Valuation: Directors’ purchases should underpin Quercus, with its ISDX listing, limited liquidity and the volatile financial performance associated with an early-stage company having a disproportionate ‘hit’ product, is valued at a 21% discount to Bloomsbury, the larger of its independent peers (8.7x February 2014 P/E). The directors’ purchases demonstrate their confidence that this should be the low point, and the group remains comfortably cash positive, but the further disappointment over FY12 results may delay any major step-up in the rating.
Profits weighted to H2 The current publication programme contains a good spread of authors and genres, including The Chessmen by Peter May – currently number four in the original fiction chart, and the accompanying book to the Africa TV series; number three in the hardback non-fiction chart. The new imprints of Jo Fletcher Books (sci-fi, fantasy and horror) and Heron Books (fiction and non-fiction storytelling) are now offering a meaningful list, building scale and market positioning. The scale-up in corporate infrastructure spend took place mostly in H112. The US business launch is scheduled for autumn FY13 and we would expect this to reach break-even within months. With the ‘no-show’ book also now re-scheduled for Christmas 2013, we would expect profits to be more heavily H2 weighted than they would be naturally.

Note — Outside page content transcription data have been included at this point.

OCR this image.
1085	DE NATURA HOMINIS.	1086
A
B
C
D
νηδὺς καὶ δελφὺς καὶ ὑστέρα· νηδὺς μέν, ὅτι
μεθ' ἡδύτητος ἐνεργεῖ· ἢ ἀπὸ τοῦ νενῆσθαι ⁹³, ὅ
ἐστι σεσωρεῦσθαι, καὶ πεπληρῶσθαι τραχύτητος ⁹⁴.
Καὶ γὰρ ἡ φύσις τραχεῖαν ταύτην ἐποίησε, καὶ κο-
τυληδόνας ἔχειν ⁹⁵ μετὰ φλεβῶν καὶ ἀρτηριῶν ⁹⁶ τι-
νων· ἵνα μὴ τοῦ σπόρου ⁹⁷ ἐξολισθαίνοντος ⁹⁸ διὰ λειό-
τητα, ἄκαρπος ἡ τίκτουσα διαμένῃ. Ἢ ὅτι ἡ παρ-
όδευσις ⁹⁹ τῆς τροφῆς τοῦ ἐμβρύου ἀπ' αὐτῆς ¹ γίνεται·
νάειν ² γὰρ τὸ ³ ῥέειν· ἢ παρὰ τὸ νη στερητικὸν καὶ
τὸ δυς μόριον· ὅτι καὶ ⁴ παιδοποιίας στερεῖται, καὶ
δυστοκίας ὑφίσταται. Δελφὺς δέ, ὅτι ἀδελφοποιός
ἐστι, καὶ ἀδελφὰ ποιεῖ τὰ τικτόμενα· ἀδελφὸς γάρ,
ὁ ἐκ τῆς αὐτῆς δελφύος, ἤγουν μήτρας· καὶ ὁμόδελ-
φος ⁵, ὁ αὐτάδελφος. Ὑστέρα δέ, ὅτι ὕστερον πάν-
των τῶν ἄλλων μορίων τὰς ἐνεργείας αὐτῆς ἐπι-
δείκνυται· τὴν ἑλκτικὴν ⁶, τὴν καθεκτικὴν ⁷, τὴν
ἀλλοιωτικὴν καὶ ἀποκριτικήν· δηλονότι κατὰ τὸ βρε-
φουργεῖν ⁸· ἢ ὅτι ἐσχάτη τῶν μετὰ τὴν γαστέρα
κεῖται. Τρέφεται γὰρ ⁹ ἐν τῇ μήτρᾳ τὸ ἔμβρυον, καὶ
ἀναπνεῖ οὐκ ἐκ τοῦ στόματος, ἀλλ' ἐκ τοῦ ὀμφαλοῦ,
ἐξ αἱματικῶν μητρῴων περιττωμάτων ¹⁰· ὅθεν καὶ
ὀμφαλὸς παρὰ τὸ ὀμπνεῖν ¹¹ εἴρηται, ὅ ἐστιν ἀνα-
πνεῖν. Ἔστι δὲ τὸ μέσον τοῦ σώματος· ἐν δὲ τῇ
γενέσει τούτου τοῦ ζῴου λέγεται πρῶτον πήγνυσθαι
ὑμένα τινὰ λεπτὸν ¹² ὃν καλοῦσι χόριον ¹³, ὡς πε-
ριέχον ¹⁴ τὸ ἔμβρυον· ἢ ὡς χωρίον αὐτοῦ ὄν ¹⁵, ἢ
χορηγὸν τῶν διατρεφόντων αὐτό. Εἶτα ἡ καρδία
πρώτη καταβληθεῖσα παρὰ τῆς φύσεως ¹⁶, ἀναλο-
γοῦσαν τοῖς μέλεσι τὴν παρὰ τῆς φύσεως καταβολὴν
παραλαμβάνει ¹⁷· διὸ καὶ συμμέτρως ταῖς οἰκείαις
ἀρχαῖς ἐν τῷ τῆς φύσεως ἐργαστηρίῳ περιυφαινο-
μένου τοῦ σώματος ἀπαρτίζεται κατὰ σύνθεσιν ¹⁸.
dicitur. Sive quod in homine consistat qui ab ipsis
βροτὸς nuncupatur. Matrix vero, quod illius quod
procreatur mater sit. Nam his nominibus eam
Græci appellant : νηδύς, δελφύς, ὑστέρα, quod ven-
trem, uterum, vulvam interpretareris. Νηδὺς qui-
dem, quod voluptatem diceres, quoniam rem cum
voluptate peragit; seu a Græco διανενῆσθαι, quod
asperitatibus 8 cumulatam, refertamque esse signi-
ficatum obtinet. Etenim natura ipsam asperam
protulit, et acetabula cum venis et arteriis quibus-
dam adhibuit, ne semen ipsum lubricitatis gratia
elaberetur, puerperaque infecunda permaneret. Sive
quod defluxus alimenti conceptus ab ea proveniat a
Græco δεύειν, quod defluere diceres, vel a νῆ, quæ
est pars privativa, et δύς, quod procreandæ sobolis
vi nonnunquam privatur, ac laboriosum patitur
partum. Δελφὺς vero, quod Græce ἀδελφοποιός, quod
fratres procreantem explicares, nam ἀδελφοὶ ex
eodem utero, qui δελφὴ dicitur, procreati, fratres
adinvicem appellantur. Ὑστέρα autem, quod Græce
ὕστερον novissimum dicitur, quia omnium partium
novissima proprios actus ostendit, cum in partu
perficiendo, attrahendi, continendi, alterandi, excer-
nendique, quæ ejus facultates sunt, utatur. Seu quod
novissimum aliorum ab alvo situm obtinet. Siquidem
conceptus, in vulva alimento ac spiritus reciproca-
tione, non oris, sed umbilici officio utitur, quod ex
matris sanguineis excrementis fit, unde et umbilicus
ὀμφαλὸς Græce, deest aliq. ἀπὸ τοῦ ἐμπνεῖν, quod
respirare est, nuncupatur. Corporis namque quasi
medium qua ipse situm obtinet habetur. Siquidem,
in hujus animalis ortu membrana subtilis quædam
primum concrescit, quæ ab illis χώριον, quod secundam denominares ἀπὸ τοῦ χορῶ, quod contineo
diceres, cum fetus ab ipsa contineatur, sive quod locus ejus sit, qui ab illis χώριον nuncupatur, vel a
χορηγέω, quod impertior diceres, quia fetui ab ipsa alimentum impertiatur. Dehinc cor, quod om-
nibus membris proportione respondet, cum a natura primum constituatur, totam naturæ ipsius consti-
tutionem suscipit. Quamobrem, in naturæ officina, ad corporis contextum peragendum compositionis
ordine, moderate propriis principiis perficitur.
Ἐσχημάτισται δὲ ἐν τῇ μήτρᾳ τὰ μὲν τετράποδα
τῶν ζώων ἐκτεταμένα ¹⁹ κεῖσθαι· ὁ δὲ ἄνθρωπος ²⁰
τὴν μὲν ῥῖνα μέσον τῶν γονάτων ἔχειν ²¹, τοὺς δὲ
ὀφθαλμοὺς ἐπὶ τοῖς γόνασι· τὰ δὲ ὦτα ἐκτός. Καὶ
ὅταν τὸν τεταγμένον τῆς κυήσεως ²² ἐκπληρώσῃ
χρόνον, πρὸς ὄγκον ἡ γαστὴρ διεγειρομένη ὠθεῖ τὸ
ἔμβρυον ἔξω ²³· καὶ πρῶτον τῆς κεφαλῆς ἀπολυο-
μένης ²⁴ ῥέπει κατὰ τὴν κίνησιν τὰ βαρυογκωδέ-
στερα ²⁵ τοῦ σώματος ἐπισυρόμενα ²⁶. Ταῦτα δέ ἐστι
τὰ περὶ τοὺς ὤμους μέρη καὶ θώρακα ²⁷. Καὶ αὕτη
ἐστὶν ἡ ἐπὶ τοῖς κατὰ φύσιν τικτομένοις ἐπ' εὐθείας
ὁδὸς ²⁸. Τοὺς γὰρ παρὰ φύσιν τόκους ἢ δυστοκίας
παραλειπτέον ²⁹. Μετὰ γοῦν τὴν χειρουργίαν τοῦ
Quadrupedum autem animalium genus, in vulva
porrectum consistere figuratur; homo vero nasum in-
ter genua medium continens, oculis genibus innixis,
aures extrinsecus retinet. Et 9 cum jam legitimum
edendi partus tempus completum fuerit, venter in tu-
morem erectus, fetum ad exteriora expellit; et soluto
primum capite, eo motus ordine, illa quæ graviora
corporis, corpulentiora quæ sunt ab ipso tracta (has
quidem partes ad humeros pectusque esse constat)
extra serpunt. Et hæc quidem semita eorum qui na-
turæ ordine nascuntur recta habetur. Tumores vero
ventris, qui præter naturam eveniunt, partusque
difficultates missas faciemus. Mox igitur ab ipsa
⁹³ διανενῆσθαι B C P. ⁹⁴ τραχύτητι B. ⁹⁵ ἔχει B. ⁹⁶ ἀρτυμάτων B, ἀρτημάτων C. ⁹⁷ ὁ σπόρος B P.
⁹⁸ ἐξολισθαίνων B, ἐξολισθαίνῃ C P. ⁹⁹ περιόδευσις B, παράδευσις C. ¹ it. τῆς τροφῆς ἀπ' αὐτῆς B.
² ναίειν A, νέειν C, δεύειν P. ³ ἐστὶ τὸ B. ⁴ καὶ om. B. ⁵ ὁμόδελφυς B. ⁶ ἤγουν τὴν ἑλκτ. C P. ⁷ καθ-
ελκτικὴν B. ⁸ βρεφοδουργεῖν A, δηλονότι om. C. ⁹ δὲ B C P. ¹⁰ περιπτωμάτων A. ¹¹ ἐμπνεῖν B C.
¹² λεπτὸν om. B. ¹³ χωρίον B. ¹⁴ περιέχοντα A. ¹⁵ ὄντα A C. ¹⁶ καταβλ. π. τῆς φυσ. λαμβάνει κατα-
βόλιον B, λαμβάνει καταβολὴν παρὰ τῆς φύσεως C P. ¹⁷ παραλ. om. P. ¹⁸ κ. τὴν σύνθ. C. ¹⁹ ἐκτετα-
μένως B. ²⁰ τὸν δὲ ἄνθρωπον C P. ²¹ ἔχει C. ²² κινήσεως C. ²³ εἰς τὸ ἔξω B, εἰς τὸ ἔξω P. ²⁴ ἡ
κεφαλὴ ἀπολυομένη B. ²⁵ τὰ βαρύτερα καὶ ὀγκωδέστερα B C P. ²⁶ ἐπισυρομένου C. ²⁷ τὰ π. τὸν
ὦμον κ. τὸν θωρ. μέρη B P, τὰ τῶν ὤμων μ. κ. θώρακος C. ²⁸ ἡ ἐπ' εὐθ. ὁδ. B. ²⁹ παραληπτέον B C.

January’s trading update, taking £4.8m off the top line due to the non-delivery of a planned major Christmas title, slower-than-expected reorders and the 137% rate of growth of eBook sales being behind prior expectations. This translates into a pre-tax reduction of £3.5m and moves EPS from 17.5p to 5.3p. Given the continuing investment phase of the company, we are now assuming a reduction in the level of dividend. Closing cash balances of £1.8m underline that the group’s trading position is not compromised and our new FY13 expectations show a 20% top line build, leading to a good recovery of earnings, albeit not to FY11 levels when sales of the Larsson titles were still comparatively high. The proportion of eBook sales continues to increase, with the associated benefits to cash and reduced risk from returns. Even modest success in the huge US market would be transformational
A weaker Christmas than had been hoped led to Quercus’ disappointing end-January trading update, but this may be masking the considerable progress that has been made in building an exciting trade and contract publisher, with a growing number of imprints and roster of authors. With strong progress in eBook sales and an intended re-launch in the US, the directors’ purchases demonstrate their confidence that FY12 will have been the nadir following the fading of the Larsson franchise.